Obras de engenharia convivem com o inesperado. Sondagens que não anteciparam a condição real do subsolo, interferências de concessionárias, licenças que demoram mais do que o previsto, alterações de escopo solicitadas pelo dono da obra, suspensões de frentes de serviço, chuvas acima da média histórica, indisponibilidade de equipamento crítico. Cada uma dessas intercorrências repercute em produtividade, cronograma e custo, e cada uma tende a se converter em um aditivo ou em um pleito de prazo, custo ou preço. Em contratos de longa duração, dezenas de eventos assim se acumulam ao longo dos anos de execução, muitos deles registrados apenas na memória das equipes de campo. Quando a discussão chega ao encerramento da obra, o que se apresenta é um conjunto de reivindicações difíceis de reconstituir, com prova dispersa e nexo causal contestado.
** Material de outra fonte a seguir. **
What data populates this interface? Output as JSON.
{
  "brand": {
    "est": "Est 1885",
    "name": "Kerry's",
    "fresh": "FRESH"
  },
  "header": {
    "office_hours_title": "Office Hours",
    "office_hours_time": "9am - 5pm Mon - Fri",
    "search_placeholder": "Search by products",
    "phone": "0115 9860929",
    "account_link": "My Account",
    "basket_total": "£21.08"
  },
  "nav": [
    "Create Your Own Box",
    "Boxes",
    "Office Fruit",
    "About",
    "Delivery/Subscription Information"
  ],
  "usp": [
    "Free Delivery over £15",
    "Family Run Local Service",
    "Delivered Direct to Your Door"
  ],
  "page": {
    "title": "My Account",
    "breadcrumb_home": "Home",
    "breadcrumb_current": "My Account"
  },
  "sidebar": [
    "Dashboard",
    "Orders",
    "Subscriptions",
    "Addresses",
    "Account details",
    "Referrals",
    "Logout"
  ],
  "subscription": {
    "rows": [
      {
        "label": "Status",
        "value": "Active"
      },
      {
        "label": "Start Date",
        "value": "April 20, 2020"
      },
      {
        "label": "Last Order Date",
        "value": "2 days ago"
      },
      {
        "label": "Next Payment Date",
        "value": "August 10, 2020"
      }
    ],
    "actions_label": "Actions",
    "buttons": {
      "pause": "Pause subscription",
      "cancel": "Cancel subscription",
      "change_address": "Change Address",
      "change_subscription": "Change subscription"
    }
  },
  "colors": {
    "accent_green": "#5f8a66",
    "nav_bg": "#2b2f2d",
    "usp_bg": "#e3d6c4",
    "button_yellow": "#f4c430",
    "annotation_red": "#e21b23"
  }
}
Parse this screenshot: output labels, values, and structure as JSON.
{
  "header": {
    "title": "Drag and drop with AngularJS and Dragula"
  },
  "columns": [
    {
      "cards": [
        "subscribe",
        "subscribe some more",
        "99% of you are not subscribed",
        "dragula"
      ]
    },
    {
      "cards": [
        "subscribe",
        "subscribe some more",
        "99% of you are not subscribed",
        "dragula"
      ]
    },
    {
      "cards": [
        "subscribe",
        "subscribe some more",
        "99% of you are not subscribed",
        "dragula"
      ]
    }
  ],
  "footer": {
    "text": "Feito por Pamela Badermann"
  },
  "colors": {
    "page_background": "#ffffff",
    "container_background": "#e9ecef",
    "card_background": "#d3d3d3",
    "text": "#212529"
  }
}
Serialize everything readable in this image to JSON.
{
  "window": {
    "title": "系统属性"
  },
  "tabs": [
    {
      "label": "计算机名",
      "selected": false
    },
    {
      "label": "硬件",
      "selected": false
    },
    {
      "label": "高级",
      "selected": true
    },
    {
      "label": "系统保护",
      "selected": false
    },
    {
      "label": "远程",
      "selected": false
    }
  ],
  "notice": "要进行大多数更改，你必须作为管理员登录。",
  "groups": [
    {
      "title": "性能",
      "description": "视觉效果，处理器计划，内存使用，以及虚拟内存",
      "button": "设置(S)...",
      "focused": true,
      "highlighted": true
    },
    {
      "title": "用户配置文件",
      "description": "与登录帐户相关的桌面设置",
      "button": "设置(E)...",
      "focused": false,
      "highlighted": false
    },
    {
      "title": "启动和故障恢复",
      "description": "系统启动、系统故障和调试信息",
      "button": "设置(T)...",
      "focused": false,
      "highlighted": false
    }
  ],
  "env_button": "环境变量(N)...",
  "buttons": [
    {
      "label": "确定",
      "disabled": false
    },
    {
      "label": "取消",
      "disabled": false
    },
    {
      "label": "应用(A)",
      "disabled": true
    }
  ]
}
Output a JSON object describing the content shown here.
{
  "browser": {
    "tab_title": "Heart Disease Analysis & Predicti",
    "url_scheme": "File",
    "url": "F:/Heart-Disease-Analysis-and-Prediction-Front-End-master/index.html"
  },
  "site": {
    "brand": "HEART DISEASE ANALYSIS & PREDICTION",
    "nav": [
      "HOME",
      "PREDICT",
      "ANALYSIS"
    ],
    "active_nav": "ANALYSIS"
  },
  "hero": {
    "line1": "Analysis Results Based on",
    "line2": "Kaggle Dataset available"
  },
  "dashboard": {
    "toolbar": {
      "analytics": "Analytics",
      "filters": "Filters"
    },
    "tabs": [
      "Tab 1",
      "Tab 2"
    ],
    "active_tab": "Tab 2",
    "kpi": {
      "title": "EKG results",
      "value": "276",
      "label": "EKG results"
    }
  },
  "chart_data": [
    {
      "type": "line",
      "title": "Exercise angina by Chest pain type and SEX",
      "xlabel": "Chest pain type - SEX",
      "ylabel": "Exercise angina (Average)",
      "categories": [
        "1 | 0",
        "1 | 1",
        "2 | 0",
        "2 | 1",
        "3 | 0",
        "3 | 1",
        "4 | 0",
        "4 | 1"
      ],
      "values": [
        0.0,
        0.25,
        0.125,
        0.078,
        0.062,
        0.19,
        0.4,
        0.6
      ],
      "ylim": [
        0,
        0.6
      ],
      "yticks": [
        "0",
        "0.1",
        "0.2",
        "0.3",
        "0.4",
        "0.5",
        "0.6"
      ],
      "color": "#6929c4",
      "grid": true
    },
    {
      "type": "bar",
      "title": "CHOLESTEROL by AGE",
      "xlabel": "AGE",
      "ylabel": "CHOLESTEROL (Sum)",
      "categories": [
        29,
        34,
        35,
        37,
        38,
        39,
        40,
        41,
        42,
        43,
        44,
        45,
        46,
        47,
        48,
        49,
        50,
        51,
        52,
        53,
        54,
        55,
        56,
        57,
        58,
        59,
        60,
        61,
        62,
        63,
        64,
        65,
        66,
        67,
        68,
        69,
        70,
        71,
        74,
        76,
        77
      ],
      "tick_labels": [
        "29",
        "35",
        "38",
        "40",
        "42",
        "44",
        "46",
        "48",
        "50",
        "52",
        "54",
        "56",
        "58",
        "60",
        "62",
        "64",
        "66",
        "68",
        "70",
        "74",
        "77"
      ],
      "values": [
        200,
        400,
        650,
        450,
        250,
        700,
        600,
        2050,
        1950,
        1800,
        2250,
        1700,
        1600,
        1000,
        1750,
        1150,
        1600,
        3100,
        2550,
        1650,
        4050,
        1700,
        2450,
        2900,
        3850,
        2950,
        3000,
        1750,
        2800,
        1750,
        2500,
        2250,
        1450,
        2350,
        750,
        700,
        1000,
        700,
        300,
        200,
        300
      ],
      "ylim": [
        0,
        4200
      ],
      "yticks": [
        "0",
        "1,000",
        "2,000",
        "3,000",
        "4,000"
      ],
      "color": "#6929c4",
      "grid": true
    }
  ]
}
Os contratos de construção respondem a esse cenário com um sistema de reivindicações. O pleito consiste na comunicação documentada do evento que perturbou a execução, acompanhada do pedido do tratamento que o próprio contrato já previu para aquela hipótese. Reivindicar integra o funcionamento normal do contrato e pertence à rotina de uma obra bem administrada.
As time bars fixam prazo para essa comunicação. No FIDIC Silver Book 2017, a parte reclamante notifica a contraparte em até 28 dias contados de quando tomou conhecimento, ou deveria ter tomado, do evento que gerou o custo, a perda, o atraso ou a prorrogação. Em seguida, apresenta o detalhamento contratual e probatório do pleito. O silêncio nesse prazo importa a perda do direito ao pagamento adicional ou à extensão de prazo, com a desoneração da contraparte quanto àquele evento.
A função dessa estrutura interessa diretamente a quem administra o contrato. A exigência de notificação imediata obriga que o evento seja investigado enquanto ainda está acontecendo. Medições, fotografias, diário de obra, registros meteorológicos e apontamentos de mão de obra passam a ser produzidos no momento em que têm valor probatório, sem depender de reconstituição anos depois. O dono da obra, informado a tempo, decide com elementos suficientes para revisar a instrução que gerou o custo, autorizar aceleração, remanejar frentes, acionar cobertura securitária ou assimilar o impacto. Na ausência de notificação tempestiva, essa possibilidade de reação desaparece e o prejuízo se consolida.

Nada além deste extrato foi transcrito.